Allow me a small digression. Medievalists are well acquainted with the polemic between W. Sombart and A. Sapori on the subject of double-entry bookkeeping. Without this technique, said Sombart, there is no capitalism. And Sapori—great archival researcher—found this type of accounting existed in the thirteenth century: so, capitalism already existed in the thirteenth century. With all due respect to these two great historians (although I always preferred Werner Sombart), double-entry bookkeeping in itself does not mean a great deal. What matters is what it records.

Coming back to the American problem, it is easy to observe that there existed in Brazil in the seventeenth and eighteenth centuries double-entry bookkeeping, which recorded nothing more than slaves.17

Likewise, there was double-entry bookkeeping in the seventeenth, eighteenth, and nineteenth centuries in which sums the peones owed were entered on the credit side!18 And this was perfectly normal (in the American context): in the thinking of a Perúvian hacendado, for example, the sum of the peons’ debts was capital: the capital consisting of a workforce tied to the land. A ridiculous and even paradoxical example is available. When the Jesuits had to leave Peru, a Jesuit father played a dirty trick: he destroyed the obraje that he administered. There was no need of fires or explosions. He had only to excuse the workers their debts. Once clear of debt, the workers departed, and the obraje became valueless.19

There was an enormous capacity for inventing new systems of tying the work force to the land in America, in compulsivas [forced] conditions: dobla y redobla in the mines,20 forced labor in transportation or public works (roads in particular),21pongueaje.22 Disregarding the large cities and ports, let us turn toward the countryside and the mines, where we shall see that the reality of the work world was indeed as I have tried to depict here: in the America of yesterday and—in certain regions—of today.23 Enormous masses of men had no access to or exit from the labor or goods market.

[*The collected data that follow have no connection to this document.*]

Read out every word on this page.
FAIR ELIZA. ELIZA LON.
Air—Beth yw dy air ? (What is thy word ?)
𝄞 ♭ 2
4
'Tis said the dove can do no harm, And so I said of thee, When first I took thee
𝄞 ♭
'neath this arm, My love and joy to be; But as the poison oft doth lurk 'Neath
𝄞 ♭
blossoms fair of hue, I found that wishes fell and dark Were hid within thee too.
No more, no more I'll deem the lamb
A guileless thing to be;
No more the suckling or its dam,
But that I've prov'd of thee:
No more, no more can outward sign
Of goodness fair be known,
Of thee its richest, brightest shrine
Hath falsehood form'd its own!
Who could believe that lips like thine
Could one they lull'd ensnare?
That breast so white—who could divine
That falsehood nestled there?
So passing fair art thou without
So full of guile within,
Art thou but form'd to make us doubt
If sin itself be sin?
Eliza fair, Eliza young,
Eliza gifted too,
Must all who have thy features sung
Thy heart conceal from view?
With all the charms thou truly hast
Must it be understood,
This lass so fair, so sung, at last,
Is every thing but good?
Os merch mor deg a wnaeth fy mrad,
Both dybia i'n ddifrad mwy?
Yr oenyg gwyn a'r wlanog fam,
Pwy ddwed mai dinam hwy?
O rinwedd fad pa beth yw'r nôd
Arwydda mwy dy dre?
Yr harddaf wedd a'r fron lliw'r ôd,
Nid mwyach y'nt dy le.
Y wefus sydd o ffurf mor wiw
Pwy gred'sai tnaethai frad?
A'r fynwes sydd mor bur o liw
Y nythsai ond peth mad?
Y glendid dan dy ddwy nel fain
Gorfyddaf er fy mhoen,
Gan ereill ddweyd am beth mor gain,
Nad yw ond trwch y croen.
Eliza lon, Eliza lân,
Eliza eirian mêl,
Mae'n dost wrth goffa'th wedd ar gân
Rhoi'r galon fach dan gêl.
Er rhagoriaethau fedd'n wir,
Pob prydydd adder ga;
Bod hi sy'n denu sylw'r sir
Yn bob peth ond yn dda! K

Another point arises. I have said that the American economy was not a monetary economy. Is this a paradox? Much less than one might think at first sight. Thousands of documents, chronicles, histories, and reports bear witness to this phenomenon.

There was a lack of currency; but that was not the most serious problem. This lack was asymmetrical, that is, there was not a homogeneous lack of currency. There were gold coins; rather fewer silver coins of large unit value; still fewer silver coins of small value. There was absolutely no silver coinage of small value (the cuartillos) or copper coinage.

Now, in the pre-nineteenth-century world, there was no single monetary circulating system, but rather several of them: at least as many as there were strata of coinage (large gold coins, large silver coins, small silver coins, small copper coins). This is the principal lesson to be drawn from an extraordinary article by the late Jean Meuvret.24 There are, therefore, at least three types of monetary circulation: (a) circulation of gold currency and large silver currency (limited to capital accumulation and large economic enterprises); (b) circulation of silver currency of medium value (for the everyday transactions of the “bourgeoisie”); (c) circulation of silver and copper currency of smaller denomination (for daily use and “popular” needs).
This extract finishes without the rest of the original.